Settings are editable in the UI and persisted to a per-user config file (%LOCALAPPDATA%\ThreadwayRunnerLauncher\config.json on Windows, $XDG_CONFIG_HOME/threadway-runner-launcher/config.json on Linux). All paths the runner touches are expressed in the guest (Linux) execution view — WSL paths on Windows, native paths on Linux — so no path translation is involved.

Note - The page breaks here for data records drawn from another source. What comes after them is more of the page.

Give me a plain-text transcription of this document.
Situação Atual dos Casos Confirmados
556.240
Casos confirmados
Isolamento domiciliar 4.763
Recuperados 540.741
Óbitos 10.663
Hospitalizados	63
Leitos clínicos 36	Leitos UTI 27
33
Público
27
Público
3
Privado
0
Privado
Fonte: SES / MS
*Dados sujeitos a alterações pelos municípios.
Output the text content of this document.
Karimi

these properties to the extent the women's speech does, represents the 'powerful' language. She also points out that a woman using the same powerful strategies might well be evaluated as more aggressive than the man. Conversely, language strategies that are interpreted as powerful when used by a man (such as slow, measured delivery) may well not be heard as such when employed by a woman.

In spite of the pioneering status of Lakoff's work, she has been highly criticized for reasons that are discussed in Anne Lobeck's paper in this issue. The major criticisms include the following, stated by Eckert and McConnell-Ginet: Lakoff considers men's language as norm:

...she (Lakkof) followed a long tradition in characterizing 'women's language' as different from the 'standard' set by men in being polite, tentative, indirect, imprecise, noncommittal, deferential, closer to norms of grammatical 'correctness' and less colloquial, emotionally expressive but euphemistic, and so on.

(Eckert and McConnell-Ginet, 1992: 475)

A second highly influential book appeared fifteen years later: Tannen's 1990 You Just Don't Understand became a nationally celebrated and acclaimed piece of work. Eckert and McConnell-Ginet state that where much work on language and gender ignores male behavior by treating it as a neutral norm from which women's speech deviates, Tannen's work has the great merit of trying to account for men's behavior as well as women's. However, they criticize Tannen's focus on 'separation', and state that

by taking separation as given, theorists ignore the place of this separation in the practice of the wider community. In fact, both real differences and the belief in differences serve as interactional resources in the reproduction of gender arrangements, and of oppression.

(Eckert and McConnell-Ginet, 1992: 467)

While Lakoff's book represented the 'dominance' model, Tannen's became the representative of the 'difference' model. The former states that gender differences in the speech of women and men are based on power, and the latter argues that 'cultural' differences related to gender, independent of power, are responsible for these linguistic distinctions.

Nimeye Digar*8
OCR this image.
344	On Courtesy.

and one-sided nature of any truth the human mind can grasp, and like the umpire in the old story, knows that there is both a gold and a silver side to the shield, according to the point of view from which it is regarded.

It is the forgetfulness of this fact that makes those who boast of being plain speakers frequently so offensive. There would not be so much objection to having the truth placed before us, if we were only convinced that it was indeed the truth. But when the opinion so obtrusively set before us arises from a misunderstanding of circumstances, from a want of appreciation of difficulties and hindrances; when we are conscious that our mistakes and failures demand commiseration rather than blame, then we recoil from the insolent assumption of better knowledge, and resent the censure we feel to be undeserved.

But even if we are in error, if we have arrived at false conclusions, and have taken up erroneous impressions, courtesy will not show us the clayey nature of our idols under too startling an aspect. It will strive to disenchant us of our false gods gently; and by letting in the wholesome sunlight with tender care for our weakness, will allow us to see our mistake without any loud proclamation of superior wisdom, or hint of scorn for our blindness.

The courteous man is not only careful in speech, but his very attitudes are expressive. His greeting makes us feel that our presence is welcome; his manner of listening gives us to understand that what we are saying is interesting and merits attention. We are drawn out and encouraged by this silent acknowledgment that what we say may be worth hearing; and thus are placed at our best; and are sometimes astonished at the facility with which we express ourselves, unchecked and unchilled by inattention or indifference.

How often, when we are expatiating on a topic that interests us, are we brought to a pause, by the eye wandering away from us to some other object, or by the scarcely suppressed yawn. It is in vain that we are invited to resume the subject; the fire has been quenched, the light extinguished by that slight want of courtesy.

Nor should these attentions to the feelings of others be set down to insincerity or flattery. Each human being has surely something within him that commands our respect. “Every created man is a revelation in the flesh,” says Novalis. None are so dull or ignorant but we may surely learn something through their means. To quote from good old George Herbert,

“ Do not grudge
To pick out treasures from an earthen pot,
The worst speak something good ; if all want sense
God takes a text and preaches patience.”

Set Pool id after an operator approves the runner into a pool. If your WSL is not in mirrored-networking mode, set cpUrl to the Windows host IP instead of localhost.

Development

This package lives in the Threadway monorepo under threadway-runner/launcher.

npm install
npm run dev        # backend on :4319, Vite UI on :4318 (open this)
npm test           # unit + integration (fake runner host, in-process signed feed)
npm run typecheck && npm run lint
npm run build      # tsc -> dist/server, vite -> web-dist
npm run pack-audit # what npm would ship: whitelist, size cap, no binaries/keys

The Vite dev server proxies /api + /ws to the backend. Prerequisites are checked at Start with actionable errors; the control plane must be reachable at the configured cpUrl.

Releases: tag launcher-v<version> (matching package.json) → .github/workflows/release-launcher.yml runs the checks + pack audit and publishes via trusted publishing, then verifies the provenance attestation attached. workflow_dispatch on the same workflow is a dry-run rehearsal.

Charter — what the launcher owns (and what it doesn't)

The launcher owns: acquisition + update of the runner platform, host environment management (WSL2/KVM/prereqs), resident supervision, the pairing handoff, and thin local health. It deliberately does not own operator approval, SVID minting, work dispatch/lease/signing, pool policy, fleet/session dashboards, or audit-chain verification — those are control-plane concerns; a launcher that reimplemented them would drift. The runner binary itself is self-sufficient: device-auth pairing, QUIC join, claiming signed work, booting the hardened microVM, brokering the model credential, signing audit events, heartbeating, reconnecting. A runner is single-identity / one org-pool.

Remaining polish: an optional tray icon (the login service already survives reboot), and OS installer packaging if npm distribution proves insufficient.